The people who did know – I wanted them to ask, to acknowledge the crushing reality that was staring me in the face every waking moment.  But I didn’t want them to ask because I didn’t know what to say and I didn’t want to start sobbing in public and have all the people who didn’t know suddenly wonder what was going on and ask.

God bless my friends that week.

I got back home that Saturday night – eight days after we found out.  It has been an exhausting and emotional week for both my wife and I.  Being home wasn’t easier but it was better to be together.

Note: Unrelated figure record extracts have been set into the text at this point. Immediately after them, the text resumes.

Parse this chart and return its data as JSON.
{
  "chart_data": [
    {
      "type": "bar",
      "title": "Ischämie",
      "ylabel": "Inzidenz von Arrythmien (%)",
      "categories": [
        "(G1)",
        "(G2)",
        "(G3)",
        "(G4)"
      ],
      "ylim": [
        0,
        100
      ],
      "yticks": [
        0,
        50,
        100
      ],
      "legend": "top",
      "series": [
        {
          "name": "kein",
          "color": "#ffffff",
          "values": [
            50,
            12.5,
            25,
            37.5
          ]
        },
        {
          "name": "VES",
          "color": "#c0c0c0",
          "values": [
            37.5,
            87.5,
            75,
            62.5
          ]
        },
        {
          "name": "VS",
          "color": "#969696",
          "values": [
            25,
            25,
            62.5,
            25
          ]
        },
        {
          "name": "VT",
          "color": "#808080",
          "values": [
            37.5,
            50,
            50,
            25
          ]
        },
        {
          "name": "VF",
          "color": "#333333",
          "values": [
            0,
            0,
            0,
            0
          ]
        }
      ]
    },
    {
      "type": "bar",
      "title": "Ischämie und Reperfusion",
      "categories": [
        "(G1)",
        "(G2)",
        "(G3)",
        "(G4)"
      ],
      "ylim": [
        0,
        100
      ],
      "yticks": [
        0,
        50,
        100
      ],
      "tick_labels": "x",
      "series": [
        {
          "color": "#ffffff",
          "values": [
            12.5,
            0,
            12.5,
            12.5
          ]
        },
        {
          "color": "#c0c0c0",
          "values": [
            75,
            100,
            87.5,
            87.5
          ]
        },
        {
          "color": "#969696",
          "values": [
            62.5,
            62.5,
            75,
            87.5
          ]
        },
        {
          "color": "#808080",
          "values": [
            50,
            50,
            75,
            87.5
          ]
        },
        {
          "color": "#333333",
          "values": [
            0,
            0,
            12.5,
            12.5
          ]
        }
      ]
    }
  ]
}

I went to work on Monday.  Why?  I don’t know.  Maybe to feel – in some tiny way –normal?  In control?

That night, this happened.

The following two weeks, as my wife was anemic from blood loss, I shoved the pain down to take care of her and our daughter.  At least one of us had to be physically functional.

It’s now been nearly three months since we found out.  Our baby boy has been lost to us for much longer than we had him.  And I have found that I still have not processed like I need to.

So that’s what this blog is:  an attempt to process; grieve; memorialize; heal.

The most helpful thing anyone has said to me during all of this is that, “If death is really what we think it is… what we say it is, then you should be falling apart.  You should be having a hard time being a good husband, a good wife, a good father, or a good mother.  Your daughter won’t remember this time, but if she did, it is probably good for her to see that you had a hard time caring for her.  Because it shows her that the loss of her sibling is real, and it is painful.  It makes it hard (almost impossible) for life to move on.  Death affects us.  We are not strong enough to handle it.  And if we try to act like we are, we are ignoring what death really is.”

My hope in making this public is that I can help others feel permission to fall apart, to grieve, to hurt, to not just repress and move on, to confront death for what it really is – horrible; tragic; wrong; not just something to power through.

My hope is that in some small way this can be helpful for others – especially fathers – grieving a similarly horrific loss.  If that is you…. I am so, so sorry.